1 Linde K., Clausius N., Ramirez G., Melchart D. Eitel F., Hedges LV., Jonas WB: Are the clinical effects of homeopathy placebo effects? A meta-analysis of placebo-controlled trials. Lancet 1997; 350: 834-843

2 Die Jadad-Skala, in vielen Publikationen auch als Jadad Score oder Oxford-Skala bezeichnet, ist ein einfaches Bewertungsschema (Tool), um die Qualität klinischer Interventionsstudien zu analysieren.

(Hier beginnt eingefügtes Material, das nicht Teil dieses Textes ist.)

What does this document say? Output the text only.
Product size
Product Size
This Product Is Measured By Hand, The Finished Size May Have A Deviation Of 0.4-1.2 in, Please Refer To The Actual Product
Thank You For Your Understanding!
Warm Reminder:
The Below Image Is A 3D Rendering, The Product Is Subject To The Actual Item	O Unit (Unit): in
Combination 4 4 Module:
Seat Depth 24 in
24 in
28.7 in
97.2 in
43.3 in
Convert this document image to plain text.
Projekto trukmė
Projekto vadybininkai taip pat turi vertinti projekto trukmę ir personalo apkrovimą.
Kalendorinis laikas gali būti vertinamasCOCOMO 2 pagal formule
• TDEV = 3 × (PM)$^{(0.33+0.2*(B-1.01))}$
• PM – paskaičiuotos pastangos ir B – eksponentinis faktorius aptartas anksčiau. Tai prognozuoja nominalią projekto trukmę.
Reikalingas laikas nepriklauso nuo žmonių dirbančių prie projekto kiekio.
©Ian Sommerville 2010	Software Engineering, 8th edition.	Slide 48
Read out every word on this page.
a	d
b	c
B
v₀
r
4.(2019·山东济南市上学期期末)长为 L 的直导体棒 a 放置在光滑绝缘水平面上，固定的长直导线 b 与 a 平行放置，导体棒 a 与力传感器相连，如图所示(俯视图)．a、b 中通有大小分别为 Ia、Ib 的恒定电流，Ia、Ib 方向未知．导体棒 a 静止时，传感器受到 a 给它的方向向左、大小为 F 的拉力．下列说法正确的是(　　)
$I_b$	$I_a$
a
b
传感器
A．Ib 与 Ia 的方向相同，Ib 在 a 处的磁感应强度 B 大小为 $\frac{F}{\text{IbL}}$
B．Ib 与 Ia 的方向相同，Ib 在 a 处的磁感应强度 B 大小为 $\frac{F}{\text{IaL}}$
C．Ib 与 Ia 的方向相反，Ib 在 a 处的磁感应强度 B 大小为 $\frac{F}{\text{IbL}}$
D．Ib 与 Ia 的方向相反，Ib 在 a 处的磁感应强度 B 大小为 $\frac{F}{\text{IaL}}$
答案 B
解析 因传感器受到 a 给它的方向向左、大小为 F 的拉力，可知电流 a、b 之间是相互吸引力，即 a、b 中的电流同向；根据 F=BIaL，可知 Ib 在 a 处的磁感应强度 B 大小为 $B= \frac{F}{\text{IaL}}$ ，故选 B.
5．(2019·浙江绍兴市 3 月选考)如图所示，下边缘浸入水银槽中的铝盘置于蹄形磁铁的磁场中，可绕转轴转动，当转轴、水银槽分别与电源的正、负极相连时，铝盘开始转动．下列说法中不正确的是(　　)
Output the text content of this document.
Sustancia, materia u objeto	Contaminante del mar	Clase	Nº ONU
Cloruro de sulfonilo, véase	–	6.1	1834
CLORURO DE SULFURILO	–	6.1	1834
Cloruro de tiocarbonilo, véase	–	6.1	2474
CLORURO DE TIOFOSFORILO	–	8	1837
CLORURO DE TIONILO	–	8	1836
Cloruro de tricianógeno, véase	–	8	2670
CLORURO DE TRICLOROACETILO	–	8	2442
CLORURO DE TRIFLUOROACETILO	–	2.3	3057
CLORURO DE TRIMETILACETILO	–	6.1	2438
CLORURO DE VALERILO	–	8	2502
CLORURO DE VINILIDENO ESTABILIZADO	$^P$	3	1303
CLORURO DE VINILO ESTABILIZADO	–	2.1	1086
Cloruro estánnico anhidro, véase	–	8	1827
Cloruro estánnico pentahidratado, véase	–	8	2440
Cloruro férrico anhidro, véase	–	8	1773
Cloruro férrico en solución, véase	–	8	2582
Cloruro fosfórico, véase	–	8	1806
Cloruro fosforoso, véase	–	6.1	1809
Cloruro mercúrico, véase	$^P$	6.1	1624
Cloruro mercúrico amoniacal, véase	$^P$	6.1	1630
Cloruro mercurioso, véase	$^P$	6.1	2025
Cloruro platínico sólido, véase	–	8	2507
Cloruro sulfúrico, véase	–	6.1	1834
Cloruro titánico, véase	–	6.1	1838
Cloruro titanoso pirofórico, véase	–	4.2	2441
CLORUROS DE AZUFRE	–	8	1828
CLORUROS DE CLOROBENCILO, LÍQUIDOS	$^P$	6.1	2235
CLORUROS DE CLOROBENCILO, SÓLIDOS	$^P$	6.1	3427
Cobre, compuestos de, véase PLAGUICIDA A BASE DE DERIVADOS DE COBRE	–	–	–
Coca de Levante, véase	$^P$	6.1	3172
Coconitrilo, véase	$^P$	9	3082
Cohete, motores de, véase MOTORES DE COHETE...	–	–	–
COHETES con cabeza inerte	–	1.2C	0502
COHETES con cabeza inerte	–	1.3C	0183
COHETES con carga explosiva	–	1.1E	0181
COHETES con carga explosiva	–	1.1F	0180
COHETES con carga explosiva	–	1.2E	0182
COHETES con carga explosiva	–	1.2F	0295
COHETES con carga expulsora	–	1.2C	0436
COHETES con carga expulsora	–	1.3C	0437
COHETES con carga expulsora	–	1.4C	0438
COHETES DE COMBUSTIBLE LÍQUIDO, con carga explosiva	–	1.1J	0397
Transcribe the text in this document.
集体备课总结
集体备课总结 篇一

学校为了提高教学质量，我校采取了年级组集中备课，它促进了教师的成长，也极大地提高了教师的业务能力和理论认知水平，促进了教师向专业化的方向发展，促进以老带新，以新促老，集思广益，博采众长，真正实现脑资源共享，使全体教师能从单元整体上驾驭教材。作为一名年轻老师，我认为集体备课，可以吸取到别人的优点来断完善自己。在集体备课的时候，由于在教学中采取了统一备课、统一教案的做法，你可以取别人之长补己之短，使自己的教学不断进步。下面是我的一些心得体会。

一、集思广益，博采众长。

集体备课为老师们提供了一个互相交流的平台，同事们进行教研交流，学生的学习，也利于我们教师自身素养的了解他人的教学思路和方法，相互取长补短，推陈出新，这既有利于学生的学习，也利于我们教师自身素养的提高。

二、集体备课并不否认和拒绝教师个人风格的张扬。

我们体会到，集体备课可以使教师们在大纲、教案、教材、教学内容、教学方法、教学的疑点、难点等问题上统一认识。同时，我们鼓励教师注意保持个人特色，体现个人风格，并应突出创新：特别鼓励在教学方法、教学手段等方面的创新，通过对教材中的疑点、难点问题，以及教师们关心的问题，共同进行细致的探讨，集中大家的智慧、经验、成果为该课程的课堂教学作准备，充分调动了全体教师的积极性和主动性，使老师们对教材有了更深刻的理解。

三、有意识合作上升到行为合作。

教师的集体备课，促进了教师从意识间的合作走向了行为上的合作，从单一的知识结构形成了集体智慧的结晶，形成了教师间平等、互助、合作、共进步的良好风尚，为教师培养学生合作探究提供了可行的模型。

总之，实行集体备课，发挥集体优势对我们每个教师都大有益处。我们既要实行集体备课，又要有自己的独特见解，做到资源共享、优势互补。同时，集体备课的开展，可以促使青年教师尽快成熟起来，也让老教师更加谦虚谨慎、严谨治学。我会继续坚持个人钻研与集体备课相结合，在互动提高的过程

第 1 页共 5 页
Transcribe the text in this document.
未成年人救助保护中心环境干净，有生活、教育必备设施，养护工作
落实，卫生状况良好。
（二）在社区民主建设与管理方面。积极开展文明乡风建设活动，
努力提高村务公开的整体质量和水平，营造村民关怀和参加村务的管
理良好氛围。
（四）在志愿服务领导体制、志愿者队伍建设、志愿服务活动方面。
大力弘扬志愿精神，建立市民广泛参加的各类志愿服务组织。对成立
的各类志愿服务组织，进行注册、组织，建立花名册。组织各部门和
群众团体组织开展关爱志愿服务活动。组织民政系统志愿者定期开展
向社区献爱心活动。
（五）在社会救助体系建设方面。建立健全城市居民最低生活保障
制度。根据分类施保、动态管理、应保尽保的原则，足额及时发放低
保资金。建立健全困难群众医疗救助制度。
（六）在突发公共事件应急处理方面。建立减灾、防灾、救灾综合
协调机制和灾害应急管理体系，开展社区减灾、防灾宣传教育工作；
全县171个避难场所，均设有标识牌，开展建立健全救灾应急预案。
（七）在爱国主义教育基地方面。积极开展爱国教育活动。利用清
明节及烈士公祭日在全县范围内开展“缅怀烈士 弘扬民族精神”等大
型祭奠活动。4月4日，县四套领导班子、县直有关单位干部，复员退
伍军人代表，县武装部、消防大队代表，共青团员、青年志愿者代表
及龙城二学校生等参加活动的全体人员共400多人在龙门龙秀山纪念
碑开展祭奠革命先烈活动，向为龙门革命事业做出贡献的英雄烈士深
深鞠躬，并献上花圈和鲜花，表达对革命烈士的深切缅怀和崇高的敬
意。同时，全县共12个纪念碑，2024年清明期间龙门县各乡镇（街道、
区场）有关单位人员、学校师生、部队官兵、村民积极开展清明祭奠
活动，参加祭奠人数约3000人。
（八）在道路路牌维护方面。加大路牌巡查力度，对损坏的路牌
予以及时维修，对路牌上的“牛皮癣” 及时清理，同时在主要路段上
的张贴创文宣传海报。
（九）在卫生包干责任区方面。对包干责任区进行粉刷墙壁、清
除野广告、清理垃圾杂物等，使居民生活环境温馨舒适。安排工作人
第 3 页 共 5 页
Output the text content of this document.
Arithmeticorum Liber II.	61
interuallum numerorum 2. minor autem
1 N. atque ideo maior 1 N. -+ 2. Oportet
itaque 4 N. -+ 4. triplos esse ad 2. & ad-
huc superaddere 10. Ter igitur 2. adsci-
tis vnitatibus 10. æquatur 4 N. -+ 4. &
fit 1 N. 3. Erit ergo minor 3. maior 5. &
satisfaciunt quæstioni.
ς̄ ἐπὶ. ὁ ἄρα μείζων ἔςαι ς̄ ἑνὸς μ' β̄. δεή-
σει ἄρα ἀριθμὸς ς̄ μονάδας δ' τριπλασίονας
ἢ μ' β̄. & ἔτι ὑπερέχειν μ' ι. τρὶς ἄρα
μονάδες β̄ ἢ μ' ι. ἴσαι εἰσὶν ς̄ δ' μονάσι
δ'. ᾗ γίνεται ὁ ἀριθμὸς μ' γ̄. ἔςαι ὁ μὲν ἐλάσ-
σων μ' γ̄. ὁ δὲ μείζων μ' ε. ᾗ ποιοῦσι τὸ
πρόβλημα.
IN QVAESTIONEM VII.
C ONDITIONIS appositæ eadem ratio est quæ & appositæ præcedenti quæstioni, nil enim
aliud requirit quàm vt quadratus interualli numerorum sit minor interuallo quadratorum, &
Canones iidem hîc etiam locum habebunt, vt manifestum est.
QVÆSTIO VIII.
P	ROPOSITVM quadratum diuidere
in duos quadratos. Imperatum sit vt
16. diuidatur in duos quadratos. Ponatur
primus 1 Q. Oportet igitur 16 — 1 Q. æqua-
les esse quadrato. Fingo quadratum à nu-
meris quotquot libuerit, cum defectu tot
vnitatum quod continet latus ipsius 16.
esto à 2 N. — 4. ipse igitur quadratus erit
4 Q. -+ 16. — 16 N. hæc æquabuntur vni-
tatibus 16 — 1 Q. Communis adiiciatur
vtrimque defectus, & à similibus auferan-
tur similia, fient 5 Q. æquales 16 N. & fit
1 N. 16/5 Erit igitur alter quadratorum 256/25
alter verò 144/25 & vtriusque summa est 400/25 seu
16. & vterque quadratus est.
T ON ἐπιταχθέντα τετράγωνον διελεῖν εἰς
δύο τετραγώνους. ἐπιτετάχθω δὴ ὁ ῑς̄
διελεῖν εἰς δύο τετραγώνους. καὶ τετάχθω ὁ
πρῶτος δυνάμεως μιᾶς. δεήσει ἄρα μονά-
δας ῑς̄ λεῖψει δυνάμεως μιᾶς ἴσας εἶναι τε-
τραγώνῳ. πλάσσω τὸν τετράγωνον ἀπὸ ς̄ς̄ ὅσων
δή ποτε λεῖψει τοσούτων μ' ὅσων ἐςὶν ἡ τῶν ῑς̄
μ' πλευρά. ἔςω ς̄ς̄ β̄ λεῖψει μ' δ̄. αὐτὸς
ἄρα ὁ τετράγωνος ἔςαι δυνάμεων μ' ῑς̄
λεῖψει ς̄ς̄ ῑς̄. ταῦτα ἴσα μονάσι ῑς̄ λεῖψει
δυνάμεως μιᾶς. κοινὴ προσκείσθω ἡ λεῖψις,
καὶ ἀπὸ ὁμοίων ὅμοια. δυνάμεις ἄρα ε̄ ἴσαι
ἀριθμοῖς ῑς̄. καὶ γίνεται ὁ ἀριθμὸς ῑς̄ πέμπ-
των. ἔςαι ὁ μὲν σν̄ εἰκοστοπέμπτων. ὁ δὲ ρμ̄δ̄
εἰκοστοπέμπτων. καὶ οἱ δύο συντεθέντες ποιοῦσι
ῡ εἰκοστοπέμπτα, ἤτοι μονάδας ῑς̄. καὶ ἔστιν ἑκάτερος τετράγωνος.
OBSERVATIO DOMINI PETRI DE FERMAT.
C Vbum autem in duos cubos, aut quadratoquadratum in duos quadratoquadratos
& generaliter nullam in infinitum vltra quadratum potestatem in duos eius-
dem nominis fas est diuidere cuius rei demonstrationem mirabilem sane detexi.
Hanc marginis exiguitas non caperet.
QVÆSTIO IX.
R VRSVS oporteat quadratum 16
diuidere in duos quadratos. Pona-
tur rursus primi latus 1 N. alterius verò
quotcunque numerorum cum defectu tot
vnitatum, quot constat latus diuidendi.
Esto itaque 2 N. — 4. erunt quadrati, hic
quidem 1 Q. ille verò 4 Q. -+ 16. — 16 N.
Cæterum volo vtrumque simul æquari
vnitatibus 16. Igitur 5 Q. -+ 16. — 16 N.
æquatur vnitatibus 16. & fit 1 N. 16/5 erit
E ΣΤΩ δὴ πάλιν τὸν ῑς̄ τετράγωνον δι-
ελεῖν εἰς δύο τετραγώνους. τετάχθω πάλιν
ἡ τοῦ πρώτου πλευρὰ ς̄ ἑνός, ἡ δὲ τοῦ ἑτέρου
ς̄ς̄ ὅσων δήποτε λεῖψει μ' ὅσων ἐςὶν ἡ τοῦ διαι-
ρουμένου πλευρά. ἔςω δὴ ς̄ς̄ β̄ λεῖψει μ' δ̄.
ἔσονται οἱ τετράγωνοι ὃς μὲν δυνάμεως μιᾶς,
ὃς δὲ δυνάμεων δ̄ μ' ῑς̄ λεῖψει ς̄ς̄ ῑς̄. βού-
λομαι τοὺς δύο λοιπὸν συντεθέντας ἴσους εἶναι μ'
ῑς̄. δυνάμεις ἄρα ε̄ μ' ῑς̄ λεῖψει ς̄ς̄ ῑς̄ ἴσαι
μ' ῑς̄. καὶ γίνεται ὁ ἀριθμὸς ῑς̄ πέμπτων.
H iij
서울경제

3 Ernst E.: Are highly dilute homeopathic remedies placebos? Perfusion 1998; 11:291

4 Erst E., Pittler MH.: Re-analysis of previous meta-analysis of clinical trials of homeopathy. J. Clin Epidemiol 2000; 53:118

5 Cucherat M., Haugh MV., Gooch M., Boissel J.P; Evidence for clinical efficacy of homeopathy. A meta-analysis of clinical trials, Eur J Clin Pharmacol 2000; 56:27-33

6 Shang A., Huwiler-Münterer K., Nartey L, Jüni P., Dörig S., Sterne JA., Egger M: Are the clinical effects of homeopathy placebo effects? Comparative study of placebo-controlled trials of homeopaty and allopathy. Lancet 2005; 366:726-732

7 Ein Funnel Plot ist eine Grafik, die es ermöglicht einen Verdacht auf Publikationsbias im Rahmen einer Metaanalyse zu überprüfen. Ein Hauptproblem des Funnel Plot ist, dass es als sehr einfaches Hilfsmittel nicht die Qualität der eingeschlossenen Studien erfasst. Sollten Studien mit höherer Präzision tatsächlich andere Ergebnisse produzieren, als solche mit niedriger, so ergäbe sich ein falscher Eindruck von Publikationsbias. Diese Kriterien müssen folglich vom Analysierenden selbst überprüft werden. Auch kann es vorkommen, dass sich Publikationen zu einem Thema nicht auf eine einzige Zahl reduzieren lassen, da beispielsweise die Auswahl der Versuchspersonen (Geschlecht, Altersstruktur, …) oder andere Umstände unterschiedlich ausfallen können.